LightweightGoogle

Gemma 4 31B

Gemma 4 31B is Google's lightweight multimodal model supporting text, image, and video inputs with a 262K token context window.

Context 262K
Tier Lightweight
Modalities text, image, video
Input from
$0.130 / 1M tokens
across 2 providers

API Pricing

Cheapest on OpenRouter 21% below avg
ProviderInput / 1MOutput / 1MUpdated
$0.130$0.3804/14/2026
$0.200$0.5004/14/2026

Prices updated daily. Last check: 4/14/2026

Model Details

General

Creator
Google
Family
Gemma
Tier
Lightweight
Context Window
262K
Modalities
Text, Image, Video

Capabilities

Tool Calling
No
Open Source
No

Strengths & Limitations

  • Supports multimodal inputs including text, images, and video
  • 262K token context window for processing lengthy documents
  • 31B parameter size offers efficiency while maintaining capability
  • Part of Google's established Gemma model family
  • Lightweight tier positioning reduces computational requirements
  • Video input support enables temporal visual understanding
  • No tool calling or function calling capabilities
  • Proprietary model with no open source weights available
  • Lightweight tier means less capable than flagship models for complex reasoning
  • Smaller parameter count than premium models in Google's lineup

Key Features

262K token context window
Text input and generation
Image input processing
Video input analysis
Multimodal understanding across modalities
31 billion parameter architecture
Streaming response support
Batch processing compatibility

About Gemma 4 31B

Gemma 4 31B is Google's lightweight model in the Gemma family, designed for efficient multimodal processing across text, image, and video inputs. As a 31 billion parameter model, it sits in the lightweight tier, offering a balance between capability and computational efficiency compared to larger flagship models in Google's lineup. The model features a 262K token context window, enabling processing of substantial documents and extended conversations. Its multimodal capabilities allow it to analyze and understand text alongside visual content including both static images and video sequences, making it suitable for applications requiring cross-modal understanding without the computational overhead of larger models. Gemma 4 31B serves applications where multimodal processing is needed but computational resources or latency requirements favor a more efficient model over maximum capability. It provides an alternative to flagship models when the use case doesn't require the most advanced reasoning capabilities but still benefits from visual understanding and substantial context length.

Common Use Cases

Gemma 4 31B is well-suited for applications requiring multimodal analysis where efficiency is important, such as content moderation across text and visual media, educational tools that process mixed-media content, and customer support systems handling images or videos alongside text queries. The model's lightweight nature makes it appropriate for high-volume scenarios like document analysis with embedded images, social media content processing, or applications where consistent low latency is preferred over maximum reasoning capability. Its video input support enables use cases like surveillance analysis, educational video summarization, and media content categorization where real-time or high-throughput processing is valued.

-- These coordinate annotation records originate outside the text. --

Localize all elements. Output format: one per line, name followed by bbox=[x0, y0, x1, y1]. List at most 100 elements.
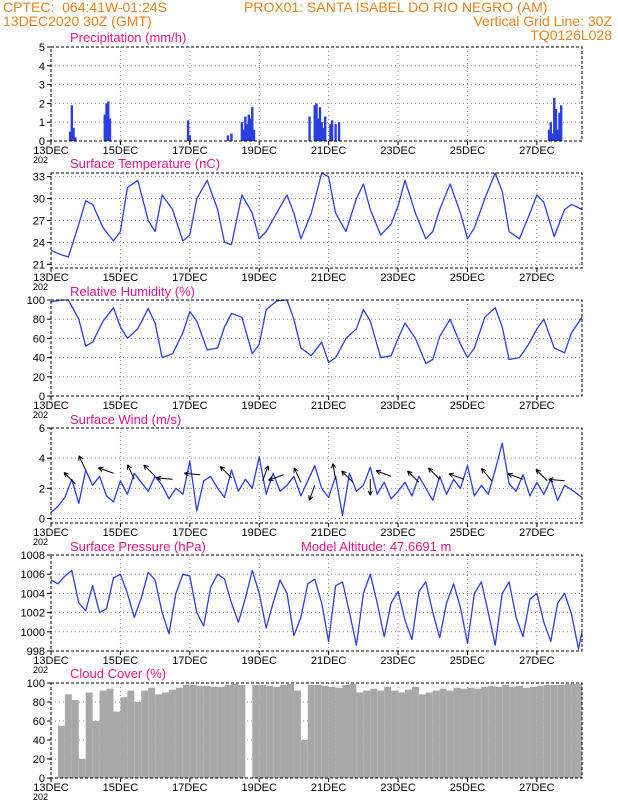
pres-ytick-label: 998 bbox=[27, 646, 45, 658]
wind-arrow bbox=[480, 468, 493, 482]
precip-bar bbox=[249, 118, 252, 141]
precip-bar bbox=[315, 103, 318, 141]
rh-xtick-label: 23DEC bbox=[380, 400, 416, 412]
wind-arrow bbox=[219, 465, 232, 479]
cloud-bar bbox=[495, 686, 503, 778]
wind-arrow bbox=[330, 463, 337, 480]
cloud-xtick-label: 21DEC bbox=[311, 782, 347, 794]
wind-title: Surface Wind (m/s) bbox=[70, 412, 181, 427]
temp-ytick-label: 33 bbox=[33, 172, 45, 184]
pres-ytick-label: 1006 bbox=[21, 569, 45, 581]
wind-arrow bbox=[308, 485, 316, 501]
temp-ytick-label: 24 bbox=[33, 237, 45, 249]
rh-ytick-label: 60 bbox=[33, 333, 45, 345]
wind-xtick-label: 25DEC bbox=[450, 527, 486, 539]
precip-bar bbox=[107, 101, 110, 141]
cloud-bar bbox=[432, 690, 440, 778]
precip-xtick-label: 27DEC bbox=[519, 145, 555, 157]
cloud-bar bbox=[321, 685, 329, 778]
precip-bar bbox=[240, 122, 244, 141]
cloud-bar bbox=[557, 684, 565, 778]
cloud-bar bbox=[405, 689, 412, 778]
cloud-xtick-label: 25DEC bbox=[450, 782, 486, 794]
cloud-bar bbox=[196, 685, 204, 778]
cloud-bar bbox=[203, 685, 211, 778]
precip-bar bbox=[242, 129, 245, 141]
rh-ytick-label: 0 bbox=[39, 391, 45, 403]
rh-ytick-label: 20 bbox=[33, 372, 45, 384]
cloud-ytick-label: 20 bbox=[33, 754, 45, 766]
precip-ytick-label: 1 bbox=[39, 117, 45, 129]
precip-bar bbox=[72, 127, 75, 141]
temp-year-stub: 202 bbox=[33, 282, 48, 292]
pres-xtick-label: 13DEC bbox=[33, 655, 69, 667]
pres-panel bbox=[47, 554, 583, 655]
temp-xtick-label: 19DEC bbox=[242, 272, 278, 284]
cloud-bar bbox=[502, 684, 510, 778]
wind-year-stub: 202 bbox=[33, 537, 48, 547]
cloud-bar bbox=[273, 686, 281, 778]
cloud-bar bbox=[467, 687, 475, 778]
precip-xtick-label: 21DEC bbox=[311, 145, 347, 157]
rh-title: Relative Humidity (%) bbox=[70, 284, 195, 299]
temp-xtick-label: 13DEC bbox=[33, 272, 69, 284]
precip-year-stub: 202 bbox=[33, 155, 48, 165]
header-station-name: PROX01: SANTA ISABEL DO RIO NEGRO (AM) bbox=[244, 0, 548, 15]
wind-xtick-label: 15DEC bbox=[103, 527, 139, 539]
wind-xtick-label: 27DEC bbox=[519, 527, 555, 539]
cloud-bar bbox=[370, 688, 378, 778]
precip-bar bbox=[244, 116, 247, 141]
cloud-ytick-label: 40 bbox=[33, 735, 45, 747]
cloud-bar bbox=[71, 700, 79, 778]
precip-bar bbox=[188, 135, 192, 141]
cloud-bar bbox=[307, 684, 315, 778]
precip-frame bbox=[50, 46, 583, 142]
header-station-coords: CPTEC: 064:41W-01:24S bbox=[3, 0, 167, 15]
precip-bar bbox=[559, 105, 563, 141]
precip-ytick-label: 2 bbox=[39, 98, 45, 110]
cloud-bar bbox=[106, 688, 114, 778]
precip-xtick-label: 17DEC bbox=[172, 145, 208, 157]
wind-ytick-label: 4 bbox=[39, 453, 45, 465]
cloud-bar bbox=[460, 688, 468, 778]
pres-ytick-label: 1004 bbox=[21, 588, 45, 600]
precip-xtick-label: 15DEC bbox=[103, 145, 139, 157]
pres-title: Surface Pressure (hPa) bbox=[70, 539, 206, 554]
cloud-bar bbox=[474, 688, 482, 778]
precip-bar bbox=[105, 103, 108, 141]
precip-bar bbox=[308, 116, 311, 141]
cloud-bar bbox=[384, 686, 392, 778]
cloud-bar bbox=[182, 684, 190, 778]
cloud-bar bbox=[543, 684, 551, 778]
wind-frame bbox=[50, 427, 583, 524]
wind-arrow bbox=[548, 477, 565, 483]
precip-xtick-label: 13DEC bbox=[33, 145, 69, 157]
cloud-bar bbox=[363, 690, 371, 778]
rh-ytick-label: 80 bbox=[33, 314, 45, 326]
cloud-bar bbox=[224, 684, 232, 778]
precip-bar bbox=[329, 124, 332, 141]
pres-xtick-label: 15DEC bbox=[103, 655, 139, 667]
rh-line bbox=[50, 299, 583, 365]
precip-bar bbox=[554, 109, 558, 141]
pres-extra-label: Model Altitude: 47.6691 m bbox=[301, 539, 451, 554]
wind-arrow bbox=[375, 469, 392, 477]
wind-arrow bbox=[293, 467, 302, 483]
cloud-bar bbox=[571, 683, 579, 778]
cloud-bar bbox=[210, 686, 218, 778]
pres-line bbox=[50, 569, 583, 650]
wind-arrow bbox=[262, 465, 270, 481]
cloud-xtick-label: 23DEC bbox=[380, 782, 416, 794]
pres-xtick-label: 27DEC bbox=[519, 655, 555, 667]
rh-xtick-label: 13DEC bbox=[33, 400, 69, 412]
pres-ytick-label: 1008 bbox=[21, 550, 45, 562]
precip-bar bbox=[547, 129, 551, 141]
precip-xtick-label: 25DEC bbox=[450, 145, 486, 157]
precip-title: Precipitation (mm/h) bbox=[70, 30, 186, 45]
precip-bar bbox=[553, 97, 556, 141]
rh-xtick-label: 21DEC bbox=[311, 400, 347, 412]
temp-title: Surface Temperature (nC) bbox=[70, 156, 220, 171]
precip-ytick-label: 4 bbox=[39, 61, 45, 73]
cloud-bar bbox=[509, 686, 517, 778]
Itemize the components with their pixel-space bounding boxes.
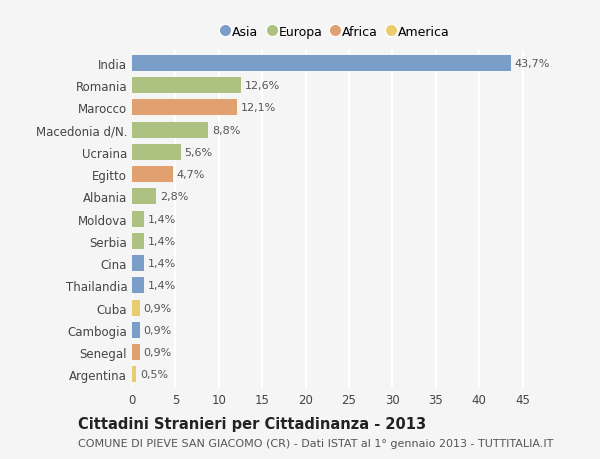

Frequently Asked Questions

How much does Gemma 4 31B cost per million tokens?

Gemma 4 31B pricing varies by provider and may differ for text versus multimodal inputs. Check the pricing table above for current rates across all providers offering this model.

What is Gemma 4 31B best used for?

Gemma 4 31B excels at multimodal tasks requiring text, image, and video understanding where efficiency is important. It's ideal for content analysis, document processing with visuals, media moderation, and applications needing substantial context length without the computational cost of flagship models.

Does Gemma 4 31B support tool calling or function calling?

No, Gemma 4 31B does not support tool calling or function calling capabilities. For applications requiring API integrations or external tool use, you would need to consider other models that include these features.